Effect of tensor interaction on deformation and shell structure of medium-heavy and superheavy nuclei

Abstract

The effect of tensor interaction is studied on deformation and shell structure of various nuclei within the deformed Skyrme Hartree–Fock+BCS model. We discuss first the effect of tensor interaction on the deformations of Kr isotopes and 80Zr. Second, the same model is applied to investigate the role of tensor correlations on the evolution of shell structure in superheavy nuclei. To this end, we adopt four different Skyrme interactions: SLy5 without tensor interaction, and SLy5+T, T24 and T44 with tensor interaction. It is shown that the SLy5+T interaction gives the shape changes of the lowest configurations of Kr isotopes similar to experimental observations. The importance of the tensor correlations is also pointed out for the single-particle spectra of protons and neutrons in 249Bk and 251Cf, respectively.

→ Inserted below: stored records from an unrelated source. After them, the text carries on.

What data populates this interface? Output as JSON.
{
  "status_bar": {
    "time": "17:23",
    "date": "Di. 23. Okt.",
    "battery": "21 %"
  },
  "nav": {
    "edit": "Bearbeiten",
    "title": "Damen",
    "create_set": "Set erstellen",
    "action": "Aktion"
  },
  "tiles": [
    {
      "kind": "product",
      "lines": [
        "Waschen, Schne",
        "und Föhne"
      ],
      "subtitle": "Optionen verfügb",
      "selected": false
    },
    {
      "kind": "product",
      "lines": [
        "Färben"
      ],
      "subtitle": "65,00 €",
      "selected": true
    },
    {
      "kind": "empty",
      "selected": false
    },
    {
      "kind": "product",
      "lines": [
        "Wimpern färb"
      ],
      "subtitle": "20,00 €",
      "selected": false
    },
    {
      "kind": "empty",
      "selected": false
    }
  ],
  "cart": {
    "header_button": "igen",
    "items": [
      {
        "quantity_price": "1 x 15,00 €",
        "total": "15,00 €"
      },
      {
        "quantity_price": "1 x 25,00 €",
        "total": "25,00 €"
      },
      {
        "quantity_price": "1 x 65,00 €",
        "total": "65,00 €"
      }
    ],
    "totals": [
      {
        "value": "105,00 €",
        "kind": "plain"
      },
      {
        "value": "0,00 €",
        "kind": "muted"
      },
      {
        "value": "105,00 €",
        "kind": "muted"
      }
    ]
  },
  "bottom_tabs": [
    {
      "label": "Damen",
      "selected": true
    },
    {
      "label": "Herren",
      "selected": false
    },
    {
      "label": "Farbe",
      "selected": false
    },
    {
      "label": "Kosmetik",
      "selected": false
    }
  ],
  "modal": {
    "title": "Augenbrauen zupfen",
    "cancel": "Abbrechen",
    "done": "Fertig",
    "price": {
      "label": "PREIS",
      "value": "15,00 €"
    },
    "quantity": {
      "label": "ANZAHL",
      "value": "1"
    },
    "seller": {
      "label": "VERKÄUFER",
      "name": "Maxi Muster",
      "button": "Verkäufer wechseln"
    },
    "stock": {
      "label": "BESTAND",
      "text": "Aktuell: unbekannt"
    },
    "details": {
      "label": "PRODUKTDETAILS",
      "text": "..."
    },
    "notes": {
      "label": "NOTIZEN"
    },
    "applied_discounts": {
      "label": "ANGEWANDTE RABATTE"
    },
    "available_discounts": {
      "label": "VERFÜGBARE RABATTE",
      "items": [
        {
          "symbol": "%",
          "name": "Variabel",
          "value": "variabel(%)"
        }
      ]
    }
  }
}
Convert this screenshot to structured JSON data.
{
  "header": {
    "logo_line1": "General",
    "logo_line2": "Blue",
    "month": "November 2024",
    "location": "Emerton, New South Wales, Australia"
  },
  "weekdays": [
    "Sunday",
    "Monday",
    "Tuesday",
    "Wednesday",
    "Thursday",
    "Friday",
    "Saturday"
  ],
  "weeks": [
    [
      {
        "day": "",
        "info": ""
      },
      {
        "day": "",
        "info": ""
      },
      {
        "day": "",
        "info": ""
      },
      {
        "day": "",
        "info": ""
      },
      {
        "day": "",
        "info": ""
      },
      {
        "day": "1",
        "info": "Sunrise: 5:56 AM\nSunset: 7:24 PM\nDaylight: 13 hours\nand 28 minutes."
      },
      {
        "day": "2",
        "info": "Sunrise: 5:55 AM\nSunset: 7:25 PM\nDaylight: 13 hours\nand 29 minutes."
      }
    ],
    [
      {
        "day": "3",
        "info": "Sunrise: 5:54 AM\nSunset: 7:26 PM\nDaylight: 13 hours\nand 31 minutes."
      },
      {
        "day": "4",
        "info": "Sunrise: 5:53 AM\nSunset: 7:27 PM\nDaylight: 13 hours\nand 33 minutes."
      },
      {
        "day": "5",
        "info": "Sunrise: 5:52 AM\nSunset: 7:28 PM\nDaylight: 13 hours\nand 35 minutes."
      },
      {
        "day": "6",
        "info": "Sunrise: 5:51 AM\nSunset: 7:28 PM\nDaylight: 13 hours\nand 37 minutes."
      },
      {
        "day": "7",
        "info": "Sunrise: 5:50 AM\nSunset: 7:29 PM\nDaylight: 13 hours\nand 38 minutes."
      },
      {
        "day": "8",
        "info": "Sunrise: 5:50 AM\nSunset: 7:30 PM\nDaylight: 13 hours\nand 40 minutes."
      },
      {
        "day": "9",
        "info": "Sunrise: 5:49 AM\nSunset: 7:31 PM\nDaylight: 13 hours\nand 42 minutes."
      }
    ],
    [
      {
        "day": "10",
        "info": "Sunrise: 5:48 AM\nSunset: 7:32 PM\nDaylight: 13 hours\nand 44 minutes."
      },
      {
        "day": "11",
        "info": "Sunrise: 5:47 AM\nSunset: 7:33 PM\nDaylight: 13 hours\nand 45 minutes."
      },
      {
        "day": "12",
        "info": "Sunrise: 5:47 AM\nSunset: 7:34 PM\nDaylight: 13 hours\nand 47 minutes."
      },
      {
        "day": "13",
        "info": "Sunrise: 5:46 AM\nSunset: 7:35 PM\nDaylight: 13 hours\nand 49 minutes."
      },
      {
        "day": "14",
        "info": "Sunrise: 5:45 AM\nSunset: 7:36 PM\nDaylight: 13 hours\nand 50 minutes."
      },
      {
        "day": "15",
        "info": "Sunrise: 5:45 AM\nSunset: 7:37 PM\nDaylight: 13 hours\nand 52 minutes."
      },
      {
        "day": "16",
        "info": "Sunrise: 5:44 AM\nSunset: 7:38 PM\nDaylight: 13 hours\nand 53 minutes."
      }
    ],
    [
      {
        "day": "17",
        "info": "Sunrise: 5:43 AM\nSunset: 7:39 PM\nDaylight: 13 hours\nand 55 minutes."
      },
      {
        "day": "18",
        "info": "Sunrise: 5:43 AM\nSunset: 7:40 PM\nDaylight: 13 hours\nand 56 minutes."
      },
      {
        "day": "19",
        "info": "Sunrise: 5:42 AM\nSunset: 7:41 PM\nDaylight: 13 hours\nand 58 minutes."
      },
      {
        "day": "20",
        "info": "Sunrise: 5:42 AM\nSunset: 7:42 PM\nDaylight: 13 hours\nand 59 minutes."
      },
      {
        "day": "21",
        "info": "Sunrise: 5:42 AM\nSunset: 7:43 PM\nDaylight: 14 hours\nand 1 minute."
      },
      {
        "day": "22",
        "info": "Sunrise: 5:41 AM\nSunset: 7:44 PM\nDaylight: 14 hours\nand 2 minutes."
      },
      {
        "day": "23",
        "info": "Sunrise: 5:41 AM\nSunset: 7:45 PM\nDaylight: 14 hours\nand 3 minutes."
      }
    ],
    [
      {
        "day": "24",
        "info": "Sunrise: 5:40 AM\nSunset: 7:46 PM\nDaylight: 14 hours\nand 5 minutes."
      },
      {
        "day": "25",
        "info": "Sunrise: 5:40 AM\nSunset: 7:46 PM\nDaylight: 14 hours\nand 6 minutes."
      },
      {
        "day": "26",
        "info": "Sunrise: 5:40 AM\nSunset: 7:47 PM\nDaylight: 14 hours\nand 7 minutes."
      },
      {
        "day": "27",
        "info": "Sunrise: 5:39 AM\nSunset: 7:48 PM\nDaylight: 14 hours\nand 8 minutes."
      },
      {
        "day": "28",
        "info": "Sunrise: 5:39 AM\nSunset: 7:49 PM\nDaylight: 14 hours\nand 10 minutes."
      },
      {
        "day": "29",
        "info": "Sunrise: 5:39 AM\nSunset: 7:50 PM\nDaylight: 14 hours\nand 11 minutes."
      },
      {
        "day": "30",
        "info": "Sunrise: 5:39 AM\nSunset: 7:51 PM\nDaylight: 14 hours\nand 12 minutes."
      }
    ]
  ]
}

The large shell gaps of superheavy nuclei are found at Z = 114 and Z = 120 for protons and N = 184 for neutrons with the spherical shape irrespective of the tensor correlations. It is also shown that Z = 114 and N = 164 shell gaps are more pronounced by the tensor correlations of SLy5+T interaction. The effect of time-odd components of Skyrme energy density functionals is examined on the deformation and the stability of superheavy elements.